Failing to file a gift tax return is a common mistake that fouls up many Estate Planning strategies. The gift tax return rules are not what most people think, and that leads to many mistakes and penalties, which could derail your estate planning.
A gift tax return (Form 709) might be due even if no gift taxes are owed. Gifts are tax free up to $11,000 per recipient. Gifts above that amount also are tax free if your lifetime estate and gift tax credit isn’t exhausted. You still must file the return to report gifts over $11,000. The IRS wants a record of how much of the lifetime credit is used.

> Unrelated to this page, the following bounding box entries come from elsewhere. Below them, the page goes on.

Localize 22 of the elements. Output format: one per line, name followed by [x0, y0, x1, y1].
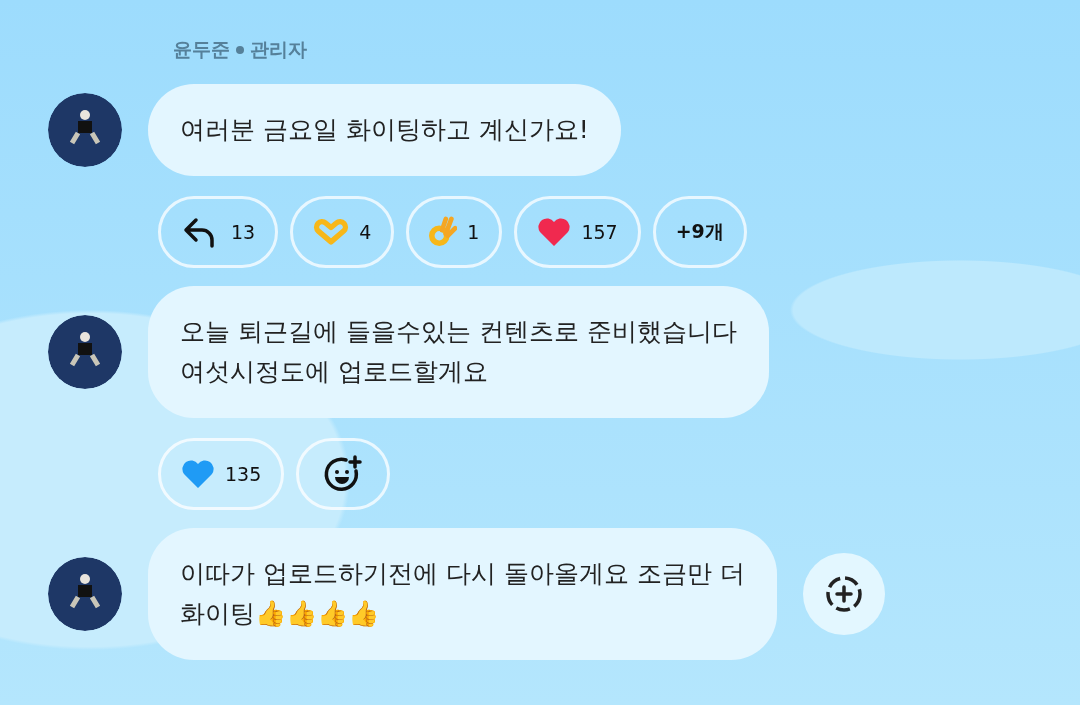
reaction-button[interactable]: 4	[290, 196, 395, 268]
ok-hand-icon	[429, 215, 458, 249]
sender-role: 관리자	[250, 37, 307, 62]
reaction-button[interactable]: 135	[158, 438, 285, 510]
dashed-plus-circle-icon	[823, 574, 864, 614]
reaction-button[interactable]: +9개	[652, 196, 747, 268]
reaction-button[interactable]: 1	[406, 196, 503, 268]
avatar[interactable]	[48, 93, 122, 167]
sender-name: 윤두준	[173, 37, 230, 62]
reaction-button[interactable]	[296, 438, 391, 510]
message-bubble: 이따가 업로드하기전에 다시 돌아올게요 조금만 더 화이팅👍👍👍👍	[148, 528, 777, 660]
avatar[interactable]	[48, 315, 122, 389]
reaction-button[interactable]: 157	[514, 196, 641, 268]
separator-dot-icon	[236, 46, 244, 54]
heart-icon	[537, 217, 572, 247]
reaction-button[interactable]: 13	[158, 196, 279, 268]
heart-hands-icon	[313, 218, 350, 246]
heart-icon	[181, 459, 215, 489]
add-emoji-icon	[323, 454, 364, 494]
message-bubble: 오늘 퇴근길에 들을수있는 컨텐츠로 준비했습니다 여섯시정도에 업로드할게요	[148, 286, 769, 418]
avatar[interactable]	[48, 557, 122, 631]
message-bubble: 여러분 금요일 화이팅하고 계신가요!	[148, 84, 621, 176]
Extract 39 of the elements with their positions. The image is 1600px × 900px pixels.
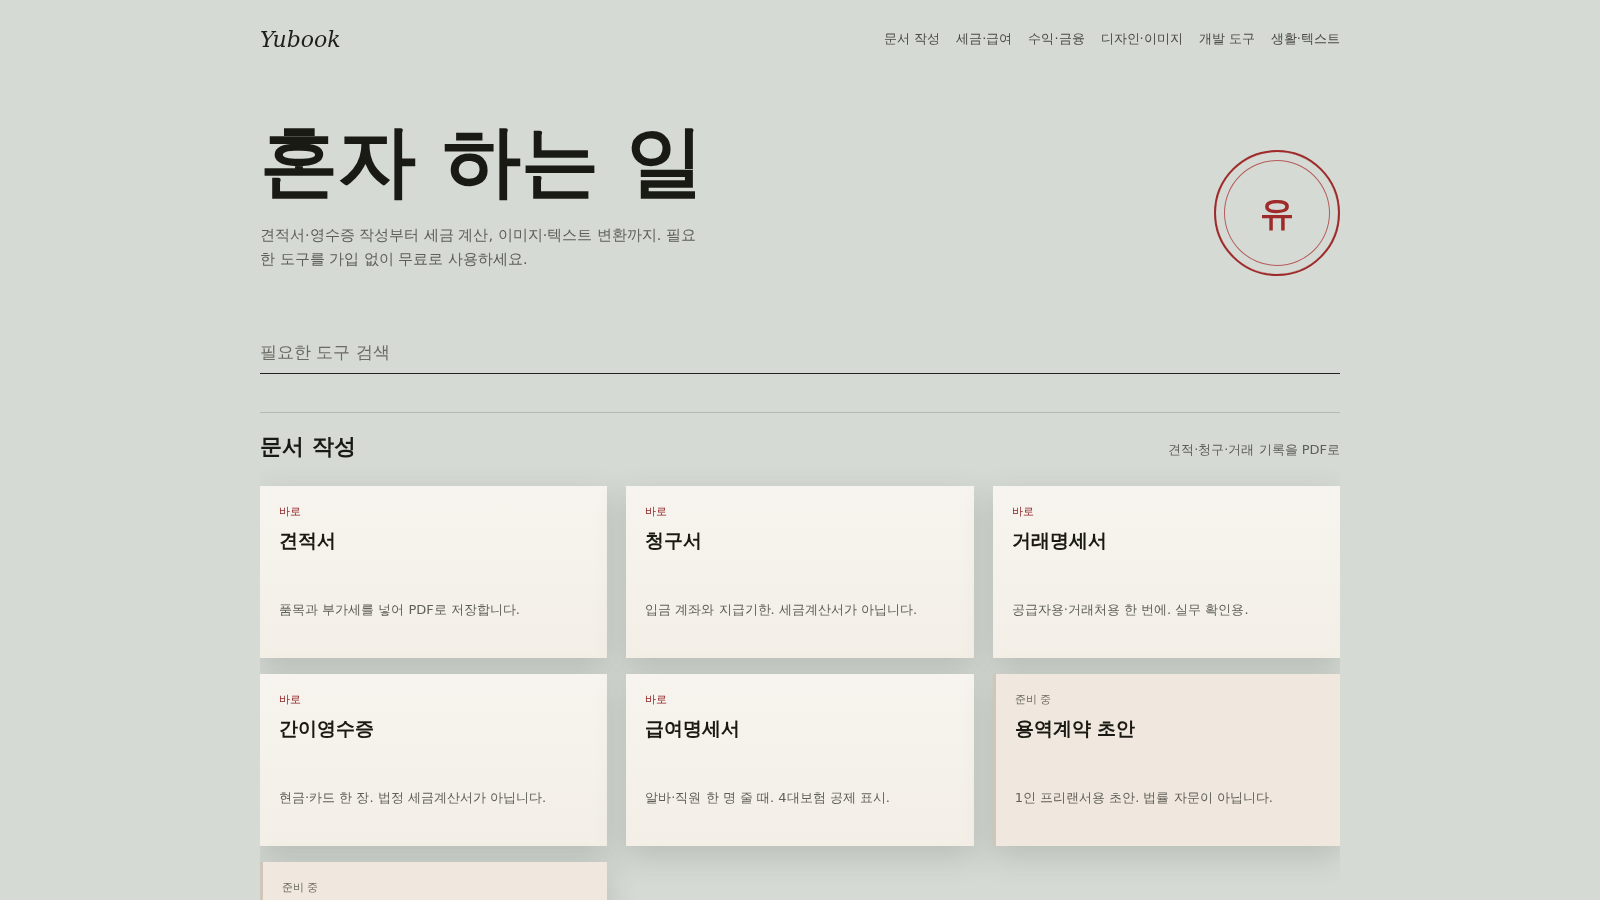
status-label: 준비 중 [282,879,320,896]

Married couples can give a “split gift” of up to $22,000 tax free to a recipient. But a return must be filed by each spouse, because each spouse must consent on the other spouse’s return to the split gift. When making cash gifts, the return requirement is avoided if each spouse writes a separate check and no gifts are above $11,000.
A gift worth less than $11,000 also might have to be reported. To be tax free, a gift must be of a “present interest.” Gifts to trusts or that have restrictions might not be of present interests, making them taxable. That means a return is due, no matter how small the gift. Check with a tax accountant and a estate planning advisor if in doubt.
Gifts to minors aren’t reportable if the children are minors and the gifts are for legal support obligations of the donor. Support obligations of parents include housing, food, clothing, and medical care. Items that aren’t legally required support or those that are paid after the child reaches majority are considered gifts subject to tax.
Filing a gift tax return is the only way to start the statute of limitations running. With a gift of property, the IRS could challenge the value you placed on the property. If you file a return, the IRS has six years to challenge the value if it believes you understated the value by 25% or more. Otherwise is has three years. If no gift tax return is filed, there is no statute of limitations. The gift’s value can be challenged even after your death. It is especially important to get the statute of limitations running when the gift is part of a family limited partnership, a trust, or hard to value property. The IRS loves to challenge the valuations placed on those gifts.
Once a gift tax return is filed, keep a copy for life. The information on the returns can affect the estate tax. If the gift tax returns aren’t available, your heirs could end up paying the taxes a second time.